It's amazing the wisdom that comes out of Africa. Perhaps because it is an old country...with many generations of lessons. Or perhaps it's from having to endure such hardship over the centuries. As Buddha said, "Out of suffering comes great lessons."
Sometimes, though, I'd like to give Buddha a kick in his serene ass. We no doubt wish we could attain wisdom in ways a little less painful. Cause betrayal hurts like hell. The challenge, though, is in not letting it kill your soul.
It almost killed mine.
Though I'd gone through, I thought, my share of life's hurdles, all the wisdom I'd gained seemed to vanish in the face of betrayal. I can now see that I viewed my husband as more than he could be. Because I so desperately wanted to believe I was safe, that marriage would protect me from so much of the hurt I'd experienced in life, I had given up my own strength. Or at the very least neglected it.

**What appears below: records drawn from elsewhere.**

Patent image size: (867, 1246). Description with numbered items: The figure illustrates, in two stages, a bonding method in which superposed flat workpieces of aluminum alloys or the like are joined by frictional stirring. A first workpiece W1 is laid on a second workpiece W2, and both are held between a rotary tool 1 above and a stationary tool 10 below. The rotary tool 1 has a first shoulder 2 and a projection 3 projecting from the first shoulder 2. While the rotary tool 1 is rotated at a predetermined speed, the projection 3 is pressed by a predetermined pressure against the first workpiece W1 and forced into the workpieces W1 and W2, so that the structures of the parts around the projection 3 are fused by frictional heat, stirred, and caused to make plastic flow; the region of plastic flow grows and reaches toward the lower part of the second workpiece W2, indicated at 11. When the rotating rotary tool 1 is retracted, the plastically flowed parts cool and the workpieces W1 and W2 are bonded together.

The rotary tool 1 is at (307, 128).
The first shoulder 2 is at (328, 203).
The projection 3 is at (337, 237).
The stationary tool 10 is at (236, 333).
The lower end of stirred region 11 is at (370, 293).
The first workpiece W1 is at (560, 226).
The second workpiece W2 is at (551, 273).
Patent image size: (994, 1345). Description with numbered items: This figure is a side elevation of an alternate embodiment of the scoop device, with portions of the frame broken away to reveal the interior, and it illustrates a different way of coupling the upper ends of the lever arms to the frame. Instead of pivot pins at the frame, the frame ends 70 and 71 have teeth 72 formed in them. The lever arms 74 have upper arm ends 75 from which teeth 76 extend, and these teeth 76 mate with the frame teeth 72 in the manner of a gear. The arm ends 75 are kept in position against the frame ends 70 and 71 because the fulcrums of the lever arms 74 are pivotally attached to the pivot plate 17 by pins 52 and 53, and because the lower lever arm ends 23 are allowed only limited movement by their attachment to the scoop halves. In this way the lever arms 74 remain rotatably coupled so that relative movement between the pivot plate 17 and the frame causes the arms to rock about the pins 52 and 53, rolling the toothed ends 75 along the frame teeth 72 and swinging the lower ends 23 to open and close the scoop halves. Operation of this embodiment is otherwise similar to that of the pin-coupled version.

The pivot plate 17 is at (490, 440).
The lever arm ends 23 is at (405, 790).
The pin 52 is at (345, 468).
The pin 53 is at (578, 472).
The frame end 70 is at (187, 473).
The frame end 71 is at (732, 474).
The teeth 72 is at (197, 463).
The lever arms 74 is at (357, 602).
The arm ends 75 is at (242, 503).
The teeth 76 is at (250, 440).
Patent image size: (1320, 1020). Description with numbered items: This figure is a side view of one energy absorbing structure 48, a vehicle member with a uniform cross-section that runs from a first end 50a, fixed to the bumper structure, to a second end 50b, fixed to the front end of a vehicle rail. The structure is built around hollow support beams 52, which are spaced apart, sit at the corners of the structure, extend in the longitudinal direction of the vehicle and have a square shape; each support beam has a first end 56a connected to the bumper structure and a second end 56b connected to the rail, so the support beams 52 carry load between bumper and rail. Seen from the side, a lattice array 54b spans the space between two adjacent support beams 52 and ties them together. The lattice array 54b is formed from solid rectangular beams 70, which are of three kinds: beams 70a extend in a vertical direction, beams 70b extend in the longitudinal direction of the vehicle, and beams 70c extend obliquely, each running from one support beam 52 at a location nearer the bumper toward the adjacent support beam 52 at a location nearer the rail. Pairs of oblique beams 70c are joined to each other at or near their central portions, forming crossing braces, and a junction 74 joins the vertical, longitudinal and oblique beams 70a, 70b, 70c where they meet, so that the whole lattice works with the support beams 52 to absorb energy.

Then came the day when it crashed. And I, always so calm in a crisis, was calm. And remained that way for about a week. Then the shock wore off.
And the lessons were forgotten: the ones about looking within for wholeness, about allowing others to be who they are without taking responsibility for it, about compassion for self. Poof. Gone. In its place were recriminations. I was either blaming him for letting me down...or myself for believing in him. Neither stance was very productive.
It was, though, necessary.
Our learning doesn't come to use in clear, easy-to-follow lessons. I learned that I was more disappointed in myself for not listening to my instincts than I was in my husband for his betrayal. Betrayal of self is the least forgivable.
But it is forgivable.
And now that I've pulled myself out of the shadows of betrayal, the lessons are clear.
Trust myself. Wishing people were different doesn't make them so. And that it's my choice whether to be my friend...or betray myself. I choose friend.